Sometimes the old jaded nurses who don't panic miss things with their casual attitude. Their patient crashes and you always hear "they were fine a minute ago, I was just in here.........". It's your patient, your new license so continue to think like this.
However, you do develop over time a sixth sense that something just isn't right.
She probably is indeed dehydrated but the rales may indicate that she's holding on to some of her fluid. How long has the 100 cc/hr been running? The 225 cc in six hours is 30 cc/hr, which is my minimum level of comfort, so I wouldn't panic just yet.
The BP is above my comfort level, but it could indeed be pain, so a thorough pain assessment using nonverbal cues, such as guarding, grimaces, pain to palpation, etc.
The respiratory distress bothers me as well. I'm sure this distress is not her baseline.
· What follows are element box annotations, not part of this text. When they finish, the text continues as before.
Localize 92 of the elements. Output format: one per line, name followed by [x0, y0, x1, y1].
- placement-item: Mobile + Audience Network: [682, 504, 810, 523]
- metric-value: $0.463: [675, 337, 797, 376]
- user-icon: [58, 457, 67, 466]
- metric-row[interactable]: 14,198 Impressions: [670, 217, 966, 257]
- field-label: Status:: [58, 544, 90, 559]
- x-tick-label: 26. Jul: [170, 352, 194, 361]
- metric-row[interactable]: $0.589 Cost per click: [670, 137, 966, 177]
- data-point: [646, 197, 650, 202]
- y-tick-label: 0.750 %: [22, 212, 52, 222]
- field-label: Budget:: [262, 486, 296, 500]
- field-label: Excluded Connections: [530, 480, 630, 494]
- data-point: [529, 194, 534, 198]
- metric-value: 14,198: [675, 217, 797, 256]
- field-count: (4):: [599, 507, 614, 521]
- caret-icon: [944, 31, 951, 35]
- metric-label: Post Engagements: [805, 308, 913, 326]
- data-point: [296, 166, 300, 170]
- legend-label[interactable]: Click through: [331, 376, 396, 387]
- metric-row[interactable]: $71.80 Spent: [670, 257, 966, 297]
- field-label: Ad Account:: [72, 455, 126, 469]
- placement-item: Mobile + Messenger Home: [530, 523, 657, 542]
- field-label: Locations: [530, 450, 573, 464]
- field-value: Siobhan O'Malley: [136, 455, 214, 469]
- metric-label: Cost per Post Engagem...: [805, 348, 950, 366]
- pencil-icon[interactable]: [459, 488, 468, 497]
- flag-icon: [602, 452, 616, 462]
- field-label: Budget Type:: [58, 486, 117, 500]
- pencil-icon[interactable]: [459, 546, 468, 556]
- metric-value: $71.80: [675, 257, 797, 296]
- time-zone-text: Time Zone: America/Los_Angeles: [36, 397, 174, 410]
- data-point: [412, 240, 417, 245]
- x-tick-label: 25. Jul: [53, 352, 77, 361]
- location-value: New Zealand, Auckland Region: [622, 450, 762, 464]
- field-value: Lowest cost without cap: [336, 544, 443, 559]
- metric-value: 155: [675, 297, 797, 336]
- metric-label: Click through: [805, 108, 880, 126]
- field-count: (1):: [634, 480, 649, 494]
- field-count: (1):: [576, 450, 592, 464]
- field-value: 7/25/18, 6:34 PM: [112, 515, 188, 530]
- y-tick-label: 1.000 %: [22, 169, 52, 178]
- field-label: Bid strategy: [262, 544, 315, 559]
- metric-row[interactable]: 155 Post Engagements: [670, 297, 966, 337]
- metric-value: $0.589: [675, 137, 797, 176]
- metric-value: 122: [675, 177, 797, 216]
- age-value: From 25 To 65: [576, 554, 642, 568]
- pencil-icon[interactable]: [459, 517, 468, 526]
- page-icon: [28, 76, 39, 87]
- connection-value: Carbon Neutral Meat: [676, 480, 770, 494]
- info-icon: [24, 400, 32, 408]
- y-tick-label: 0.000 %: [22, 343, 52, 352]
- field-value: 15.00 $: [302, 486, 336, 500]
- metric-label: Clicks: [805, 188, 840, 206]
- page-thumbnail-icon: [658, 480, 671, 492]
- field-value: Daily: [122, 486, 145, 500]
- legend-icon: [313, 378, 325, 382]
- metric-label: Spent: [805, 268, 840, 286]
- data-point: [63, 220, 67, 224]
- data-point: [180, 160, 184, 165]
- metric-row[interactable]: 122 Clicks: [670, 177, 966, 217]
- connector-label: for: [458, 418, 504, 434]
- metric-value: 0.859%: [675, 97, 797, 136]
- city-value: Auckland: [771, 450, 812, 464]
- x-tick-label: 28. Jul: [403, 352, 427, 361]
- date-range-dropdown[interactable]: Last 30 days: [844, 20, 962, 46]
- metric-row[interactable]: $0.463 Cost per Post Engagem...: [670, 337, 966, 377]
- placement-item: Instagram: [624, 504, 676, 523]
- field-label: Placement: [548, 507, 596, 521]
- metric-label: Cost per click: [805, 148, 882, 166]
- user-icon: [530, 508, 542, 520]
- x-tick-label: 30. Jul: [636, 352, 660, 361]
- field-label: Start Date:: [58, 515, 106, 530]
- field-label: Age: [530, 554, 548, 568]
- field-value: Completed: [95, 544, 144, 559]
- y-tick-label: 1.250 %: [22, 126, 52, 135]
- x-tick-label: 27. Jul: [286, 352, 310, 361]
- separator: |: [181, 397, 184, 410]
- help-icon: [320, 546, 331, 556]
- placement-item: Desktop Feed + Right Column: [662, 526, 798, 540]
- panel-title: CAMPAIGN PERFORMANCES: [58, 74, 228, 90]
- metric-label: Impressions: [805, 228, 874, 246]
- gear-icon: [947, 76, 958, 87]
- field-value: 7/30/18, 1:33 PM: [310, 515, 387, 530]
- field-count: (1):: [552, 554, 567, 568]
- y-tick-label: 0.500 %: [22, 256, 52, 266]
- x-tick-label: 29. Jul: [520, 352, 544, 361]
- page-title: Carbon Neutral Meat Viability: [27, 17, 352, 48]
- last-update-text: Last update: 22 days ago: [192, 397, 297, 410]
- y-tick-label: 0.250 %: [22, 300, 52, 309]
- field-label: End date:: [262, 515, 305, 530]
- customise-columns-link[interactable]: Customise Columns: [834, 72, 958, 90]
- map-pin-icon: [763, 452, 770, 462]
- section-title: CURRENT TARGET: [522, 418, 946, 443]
Is there documentation that the MD is aware of this. Was she like this in the ER and just hasn't gotten any better?
I guess besides the hemodynamic changes, and change of any sort is signicant, what I would look at is the patients presentation. How has that changed? What was the urine output in the ER when they put the foley in. What did her lungs sounds like in the ER. What was her BP in the ER. What's her BUN/CR - which would be the telltale of dehydration vs. overload. What was her baseline CXR, are the rales a pleural effusion/pneumonia? If nothing really has changed since then, perhaps she just needs continued treatment as ordered and a watchful eye.
If her lungs were clear, if her BP was lower, etc etc. then a prudent call to the MD is in order to maybe order a chest xray, etc. because the patient is experiencing a change in condition the MD might not be aware of.